Once you get the hand of it, you will often times hear mics picking up other instruments or singers, as they are meant to do. Singers will thus sometimes wander in the soundstage. They do for "Chess", to name one.
 
I have given a lot of examples above, others could fill inn more details as well.
 
Also, you need to stick with what you hear, and not what you assume to be correct. Some compression algorithms, removes non essential sounds first, like room acoustics. Like echo effects. They also remove the finer details of instrument details. This will improve the pinpointing of these instruments, as a lot of noise surrounding them, simply is removed. Their main traits remain. Less is rendered, thus it is easier to image. Less confusion.
 
So, imaging may be more accurate for lossy compressed playback, than the lossless original.
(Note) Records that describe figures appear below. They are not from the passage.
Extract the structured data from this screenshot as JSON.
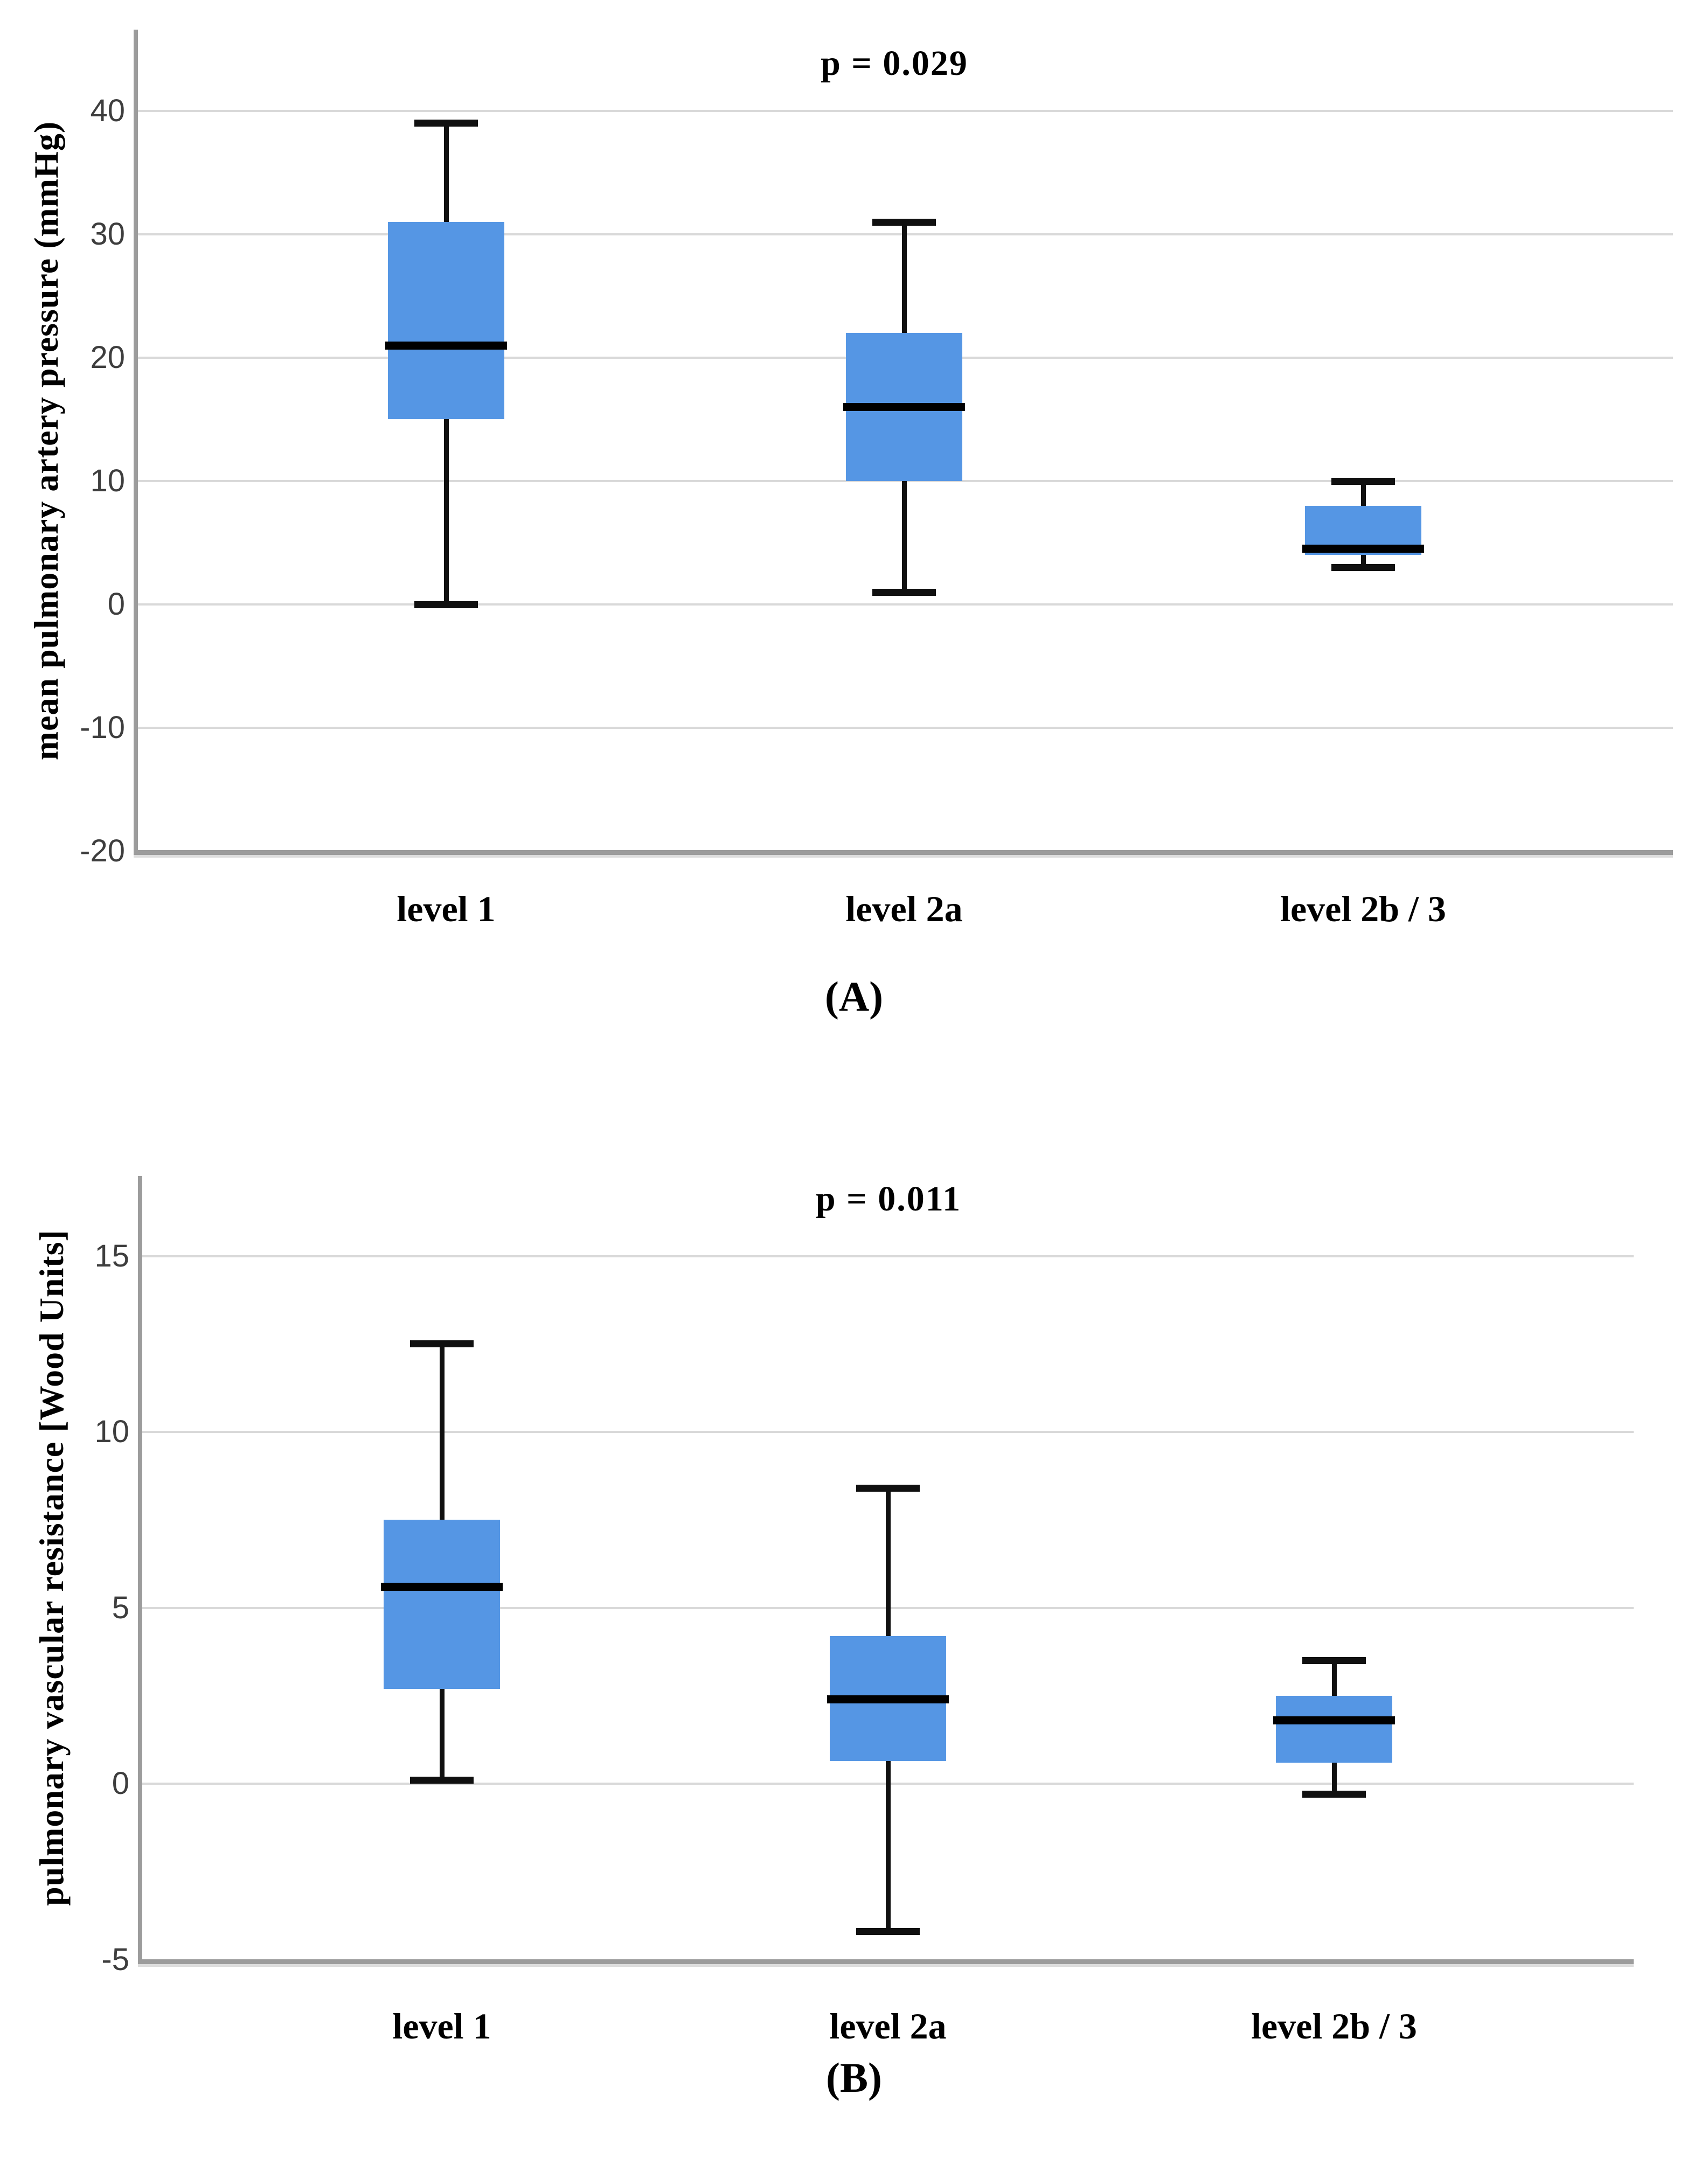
{
  "page": {
    "background": "#ffffff"
  },
  "colors": {
    "box_fill": "#5596e4",
    "median": "#000000",
    "whisker": "#101010",
    "gridline": "#d9d9d9",
    "axis": "#9c9c9c",
    "tick_label": "#3e3e3e",
    "text": "#000000"
  },
  "chart_data": [
    {
      "type": "box",
      "panel": "A",
      "title": "p = 0.029",
      "ylabel": "mean pulmonary artery pressure (mmHg)",
      "xlabel": "",
      "categories": [
        "level 1",
        "level 2a",
        "level 2b / 3"
      ],
      "yticks": [
        40,
        30,
        20,
        10,
        0,
        -10,
        -20
      ],
      "ylim": [
        -20,
        47
      ],
      "grid": true,
      "legend": "none",
      "series": [
        {
          "name": "level 1",
          "low": 0,
          "q1": 15,
          "median": 21,
          "q3": 31,
          "high": 39
        },
        {
          "name": "level 2a",
          "low": 1,
          "q1": 10,
          "median": 16,
          "q3": 22,
          "high": 31
        },
        {
          "name": "level 2b / 3",
          "low": 3,
          "q1": 4,
          "median": 4.5,
          "q3": 8,
          "high": 10
        }
      ],
      "caption": "(A)"
    },
    {
      "type": "box",
      "panel": "B",
      "title": "p = 0.011",
      "ylabel": "pulmonary vascular resistance [Wood Units]",
      "xlabel": "",
      "categories": [
        "level 1",
        "level 2a",
        "level 2b / 3"
      ],
      "yticks": [
        15,
        10,
        5,
        0,
        -5
      ],
      "ylim": [
        -5,
        17
      ],
      "grid": true,
      "legend": "none",
      "series": [
        {
          "name": "level 1",
          "low": 0.1,
          "q1": 2.7,
          "median": 5.6,
          "q3": 7.5,
          "high": 12.5
        },
        {
          "name": "level 2a",
          "low": -4.2,
          "q1": 0.65,
          "median": 2.4,
          "q3": 4.2,
          "high": 8.4
        },
        {
          "name": "level 2b / 3",
          "low": -0.3,
          "q1": 0.6,
          "median": 1.8,
          "q3": 2.5,
          "high": 3.5
        }
      ],
      "caption": "(B)"
    }
  ]
}
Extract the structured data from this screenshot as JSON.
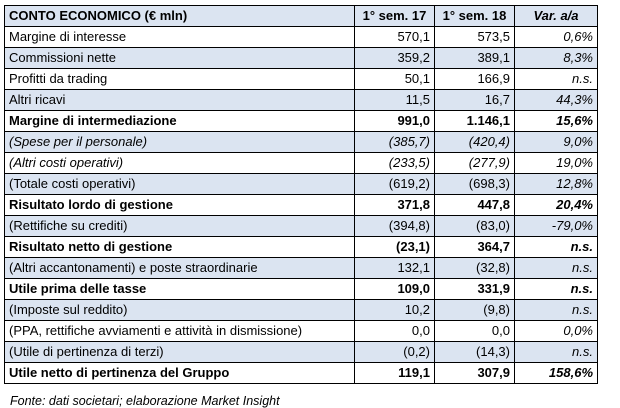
{
  "table": {
    "header": [
      "CONTO ECONOMICO (€ mln)",
      "1° sem. 17",
      "1° sem. 18",
      "Var. a/a"
    ],
    "rows": [
      {
        "label": "Margine di interesse",
        "v1": "570,1",
        "v2": "573,5",
        "var": "0,6%",
        "bold": false,
        "italic": false
      },
      {
        "label": "Commissioni nette",
        "v1": "359,2",
        "v2": "389,1",
        "var": "8,3%",
        "bold": false,
        "italic": false
      },
      {
        "label": "Profitti da trading",
        "v1": "50,1",
        "v2": "166,9",
        "var": "n.s.",
        "bold": false,
        "italic": false
      },
      {
        "label": "Altri ricavi",
        "v1": "11,5",
        "v2": "16,7",
        "var": "44,3%",
        "bold": false,
        "italic": false
      },
      {
        "label": "Margine di intermediazione",
        "v1": "991,0",
        "v2": "1.146,1",
        "var": "15,6%",
        "bold": true,
        "italic": false
      },
      {
        "label": "(Spese per il personale)",
        "v1": "(385,7)",
        "v2": "(420,4)",
        "var": "9,0%",
        "bold": false,
        "italic": true
      },
      {
        "label": "(Altri costi operativi)",
        "v1": "(233,5)",
        "v2": "(277,9)",
        "var": "19,0%",
        "bold": false,
        "italic": true
      },
      {
        "label": "(Totale costi operativi)",
        "v1": "(619,2)",
        "v2": "(698,3)",
        "var": "12,8%",
        "bold": false,
        "italic": false
      },
      {
        "label": "Risultato lordo di gestione",
        "v1": "371,8",
        "v2": "447,8",
        "var": "20,4%",
        "bold": true,
        "italic": false
      },
      {
        "label": "(Rettifiche su crediti)",
        "v1": "(394,8)",
        "v2": "(83,0)",
        "var": "-79,0%",
        "bold": false,
        "italic": false
      },
      {
        "label": "Risultato netto di gestione",
        "v1": "(23,1)",
        "v2": "364,7",
        "var": "n.s.",
        "bold": true,
        "italic": false
      },
      {
        "label": "(Altri accantonamenti) e poste straordinarie",
        "v1": "132,1",
        "v2": "(32,8)",
        "var": "n.s.",
        "bold": false,
        "italic": false
      },
      {
        "label": "Utile prima delle tasse",
        "v1": "109,0",
        "v2": "331,9",
        "var": "n.s.",
        "bold": true,
        "italic": false
      },
      {
        "label": "(Imposte sul reddito)",
        "v1": "10,2",
        "v2": "(9,8)",
        "var": "n.s.",
        "bold": false,
        "italic": false
      },
      {
        "label": "(PPA, rettifiche avviamenti e attività in dismissione)",
        "v1": "0,0",
        "v2": "0,0",
        "var": "0,0%",
        "bold": false,
        "italic": false
      },
      {
        "label": "(Utile di pertinenza di terzi)",
        "v1": "(0,2)",
        "v2": "(14,3)",
        "var": "n.s.",
        "bold": false,
        "italic": false
      },
      {
        "label": "Utile netto di pertinenza del Gruppo",
        "v1": "119,1",
        "v2": "307,9",
        "var": "158,6%",
        "bold": true,
        "italic": false
      }
    ]
  },
  "source": "Fonte: dati societari; elaborazione Market Insight",
  "colors": {
    "row_shade": "#dbe4f1",
    "border": "#000000"
  }
}
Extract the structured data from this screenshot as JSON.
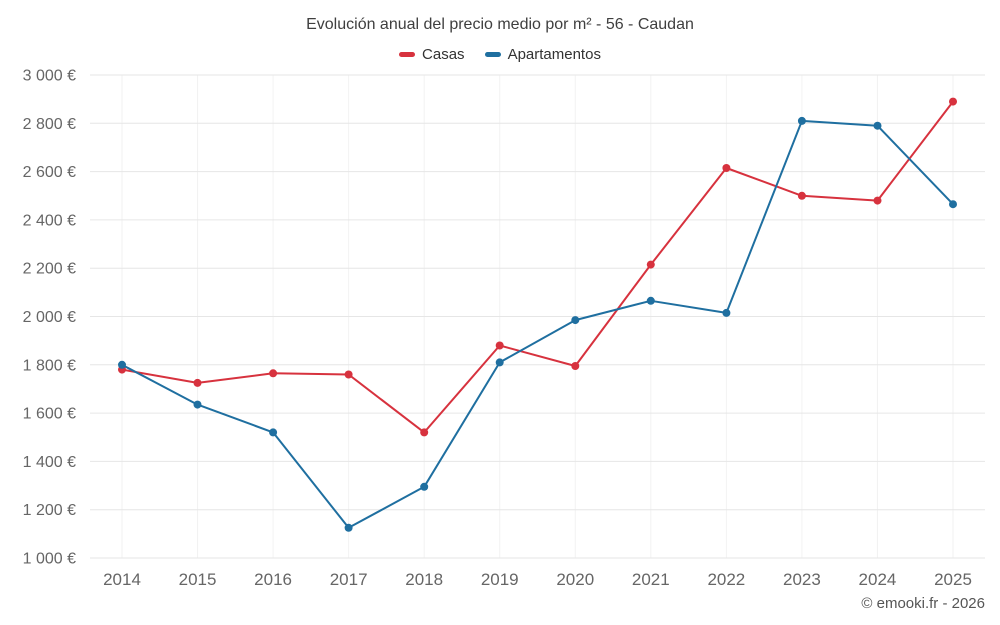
{
  "page": {
    "footer": "© emooki.fr - 2026"
  },
  "chart_data": {
    "type": "line",
    "title": "Evolución anual del precio medio por m² - 56 - Caudan",
    "x": [
      2014,
      2015,
      2016,
      2017,
      2018,
      2019,
      2020,
      2021,
      2022,
      2023,
      2024,
      2025
    ],
    "series": [
      {
        "name": "Casas",
        "color": "#d7323e",
        "values": [
          1780,
          1725,
          1765,
          1760,
          1520,
          1880,
          1795,
          2215,
          2615,
          2500,
          2480,
          2890
        ]
      },
      {
        "name": "Apartamentos",
        "color": "#1f6fa0",
        "values": [
          1800,
          1635,
          1520,
          1125,
          1295,
          1810,
          1985,
          2065,
          2015,
          2810,
          2790,
          2465
        ]
      }
    ],
    "ylim": [
      1000,
      3000
    ],
    "ytick_step": 200,
    "y_suffix": " €",
    "grid": true,
    "legend_position": "top",
    "colors": {
      "h_gridline": "#e6e6e6",
      "v_gridline": "#f2f2f2",
      "tick_label": "#666666"
    }
  }
}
This is why, sonic traits needs to be broken into quantifiable pieces. Just looking at imaging alone, is bloody confusing, giving plenty of false positives.
 
 

Objective testing

Channel separation could be a pre-speaker test.
 
This is plain hard to do by ear, and given the current stage of tech, setting up an objective test for this, will be extremely hard. In particular on the headphone and speaker part. Hopefully, there will be thrown a Nyquist like solution at it sometime in the future, resulting in a brilliant way to test this.
 
For now, I have none.
 
Sep 10, 2015 at 10:44 PM Post #2 of 3
"Sound imaging" is really tough to define; we may feel we know what it means, but the different definitions suggests we might not. I'm not even sure how to come up with a way of quantifying it. 
 
"Imaging" in relation to "sound" is a mind-twister, since imaging is a visual term, not an sound term. I find myself preferring the Wikipedia definition again, if only because the other definitions seem vague or even incomplete. 
 
Sep 11, 2015 at 3:25 AM Post #3 of 3
  "Sound imaging" is really tough to define; we may feel we know what it means, but the different definitions suggests we might not. I'm not even sure how to come up with a way of quantifying it. 
 
"Imaging" in relation to "sound" is a mind-twister, since imaging is a visual term, not an sound term. I find myself preferring the Wikipedia definition again, if only because the other definitions seem vague or even incomplete. 

 
What is wrong with: "Imaging is the positioning of sounds in width and dept."?